All Products
Document Center

Distributed execution and parallel query

Last Updated: Jun 18, 2021

This topic describes distributed execution and parallel query.

Distributed execution

For a distributed system based on the Shared-Nothing architecture, the data of a relational table is stored in partitions on various nodes of the system. So, for a cross-zone data query, the execution plan is required to handle data on multiple nodes. Therefore, OceanBase Database is provided with capabilities to generate and execute distributed execution plans.

For distributed execution plans, partitioning improves query performance. You do not need to partition a small relational table. However, for a large relational table, you need to carefully select the partition key based on requirements of the upper-layer application system. Make sure that most queries can use the partition key for partition pruning, which reduces the data access workload.

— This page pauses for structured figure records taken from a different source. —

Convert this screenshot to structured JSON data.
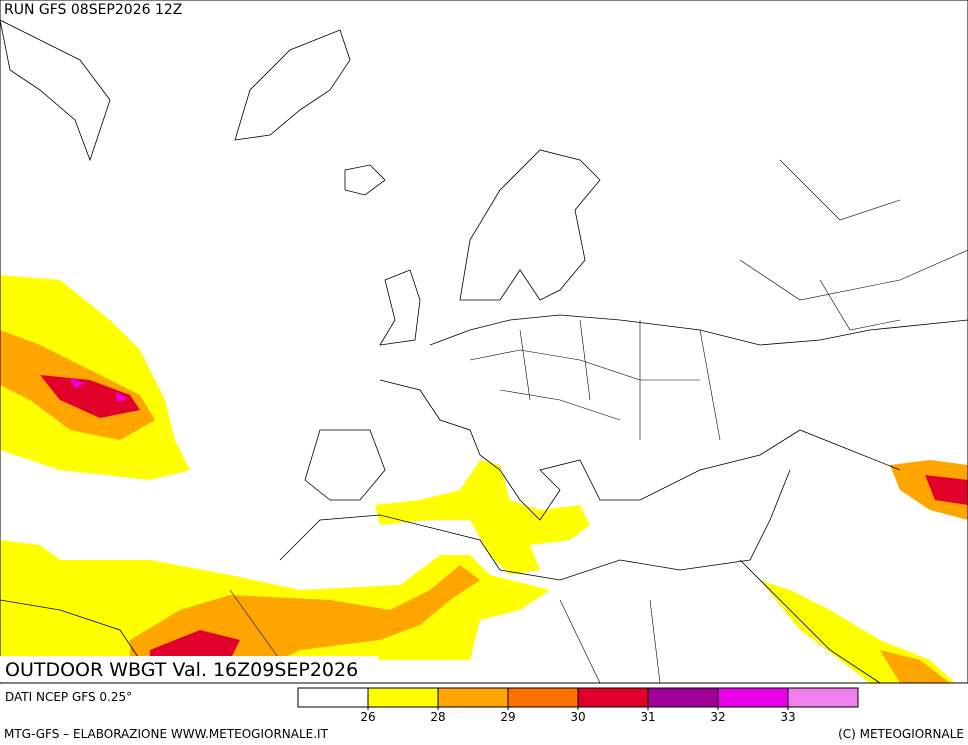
{
  "header": {
    "run": "RUN GFS 08SEP2026 12Z"
  },
  "map": {
    "title": "OUTDOOR WBGT Val. 16Z09SEP2026"
  },
  "source": "DATI NCEP GFS 0.25°",
  "legend": {
    "colors": [
      "#ffffff",
      "#ffff00",
      "#ffa500",
      "#ff7000",
      "#e0002a",
      "#a0009a",
      "#e800e8",
      "#f080f0"
    ],
    "ticks": [
      26,
      28,
      29,
      30,
      31,
      32,
      33
    ]
  },
  "footer": {
    "left": "MTG-GFS – ELABORAZIONE WWW.METEOGIORNALE.IT",
    "right": "(C) METEOGIORNALE"
  }
}
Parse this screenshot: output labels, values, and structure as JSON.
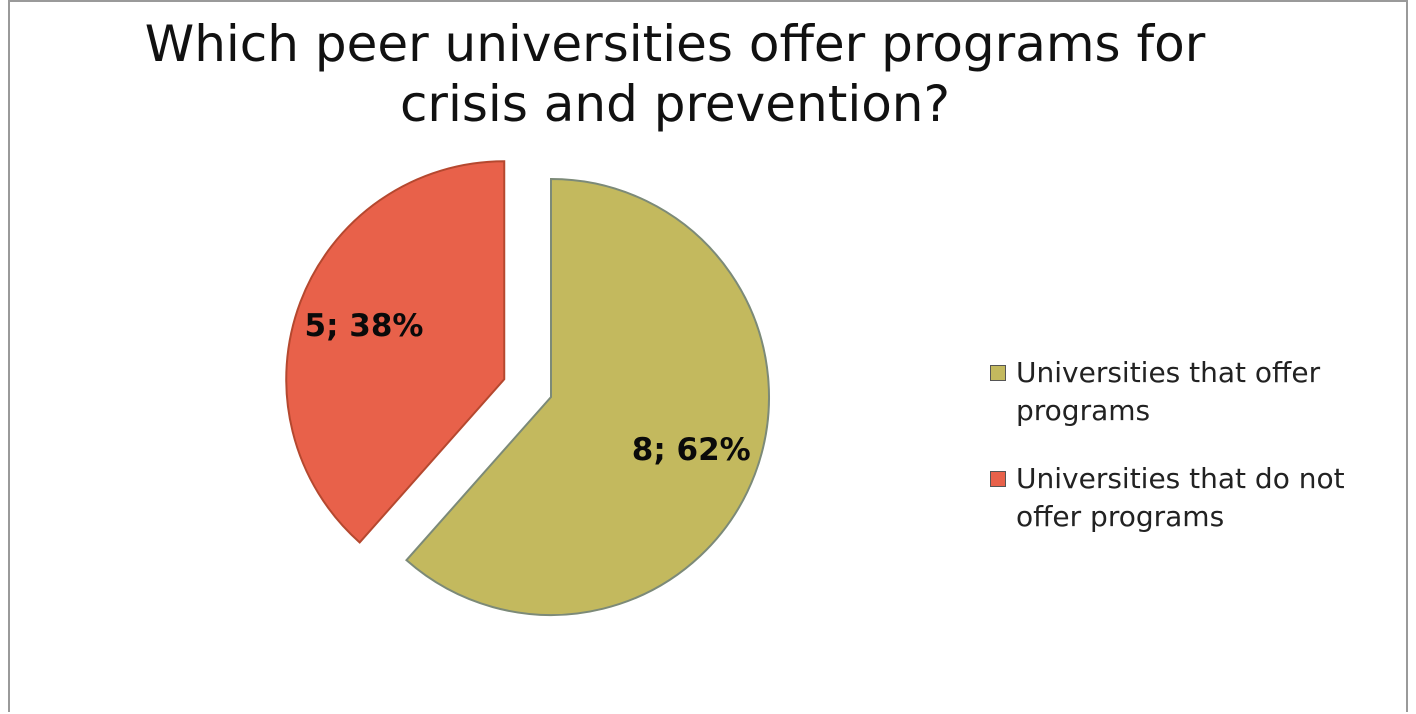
{
  "chart_data": {
    "type": "pie",
    "title": "Which peer universities offer programs for crisis and prevention?",
    "title_lines": [
      "Which peer universities offer programs for",
      "crisis and prevention?"
    ],
    "slices": [
      {
        "name": "Universities that offer programs",
        "value": 8,
        "percent": 62,
        "label": "8; 62%",
        "color": "#c3b95e",
        "exploded": false
      },
      {
        "name": "Universities that do not offer programs",
        "value": 5,
        "percent": 38,
        "label": "5; 38%",
        "color": "#e8614a",
        "exploded": true
      }
    ],
    "legend": {
      "placement": "right",
      "items": [
        {
          "label": "Universities that offer programs",
          "color": "#c3b95e"
        },
        {
          "label": "Universities that do not offer programs",
          "color": "#e8614a"
        }
      ]
    }
  }
}
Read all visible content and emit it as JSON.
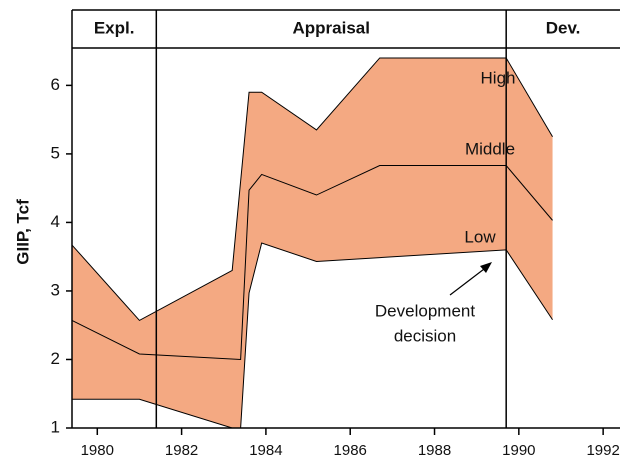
{
  "chart_data": {
    "type": "band-line",
    "ylabel": "GIIP, Tcf",
    "xlim": [
      1979.4,
      1992.4
    ],
    "ylim": [
      1,
      7.1
    ],
    "xticks": [
      1980,
      1982,
      1984,
      1986,
      1988,
      1990,
      1992
    ],
    "yticks": [
      1,
      2,
      3,
      4,
      5,
      6
    ],
    "fill_color": "#f4a982",
    "phases": [
      "Expl.",
      "Appraisal",
      "Dev."
    ],
    "phase_boundaries": [
      1981.4,
      1989.7
    ],
    "series": [
      {
        "name": "High",
        "x": [
          1979.4,
          1981.0,
          1983.2,
          1983.6,
          1983.9,
          1985.2,
          1986.7,
          1989.7,
          1990.8
        ],
        "values": [
          3.67,
          2.57,
          3.3,
          5.9,
          5.9,
          5.35,
          6.4,
          6.4,
          5.25
        ]
      },
      {
        "name": "Middle",
        "x": [
          1979.4,
          1981.0,
          1983.4,
          1983.6,
          1983.9,
          1985.2,
          1986.7,
          1989.7,
          1990.8
        ],
        "values": [
          2.57,
          2.08,
          2.0,
          4.47,
          4.7,
          4.4,
          4.83,
          4.83,
          4.03
        ]
      },
      {
        "name": "Low",
        "x": [
          1979.4,
          1981.0,
          1983.2,
          1983.4,
          1983.6,
          1983.9,
          1985.2,
          1989.7,
          1990.8
        ],
        "values": [
          1.42,
          1.42,
          1.0,
          1.0,
          2.97,
          3.7,
          3.43,
          3.6,
          2.58
        ]
      }
    ],
    "annotation": [
      "Development",
      "decision"
    ]
  }
}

We recommend that you use the join key as the partition key for related tables and apply the same partitioning method to configure the same partitions on the same node by using TABLE GROUP, to reduce cross-node data interaction.

The optimizer of OceanBase Database automatically generates a distributed execution plan based on the physical distribution of queries and data.

Parallel query

A parallel query refers to the process of restructuring an execution plan to increase its CPU resources and I/O processing capacity, and thus reduce the system response time to the corresponding query. The parallel query technology applies to both distributed and local execution plans.

When a single query involves access to data stored on different nodes, you need to fetch such data to the same node for computing through data redistribution. The system takes each data redistribution node as the upper and lower boundaries to vertically divide each execution plan of OceanBase Database into multiple Data Flow Objects (DFOs). Each DFO is split into tasks of specified parallelism to improve the execution efficiency by running tasks in parallel.

Generally, higher parallelism leads to shorter response time to the query, but it requires more CPU, I/O, and memory resources to execute the query. For Decision Support Systems (DSS) or data warehouses that support querying massive amounts of data, the response time is shortened.

Generally, the execution plan of a parallel query is similar to a distributed execution plan in the execution logic. After an execution plan is decomposed, each part of it is executed by multiple execution threads. Concurrent execution of DFOs of an execution plan and tasks within a DFO is achieved through scheduling. Parallel queries are ideal for batch update, index creation, and index maintenance in online transaction processing (OLTP) scenarios.

Parallel queries can effectively improve the processing performance when the system meets the following conditions:

  • Sufficient I/O bandwidth

  • Low CPU utilization

  • Adequate memory resources

So, if the system does not have sufficient resources for additional parallel processing tasks, you cannot improve the execution performance by using parallel queries or increasing the parallelism of the tasks. On the contrary, when the application system is overloaded, the operating system has to take more scheduling tasks, such as context switching and page switching, which may degrade its performance.

Generally, for DSS systems of a large number of partitions and data warehouses, parallel execution can reduce the response time. For simple DML operations, intra-partition queries, or queries across a small number of partitions, parallel queries cannot significantly reduce the response time.

Note that the performance bottleneck of any part of a system will become a point that restricts the performance of the entire system. Therefore, to achieve the best performance through parallel queries, you need to properly configure every part of the system.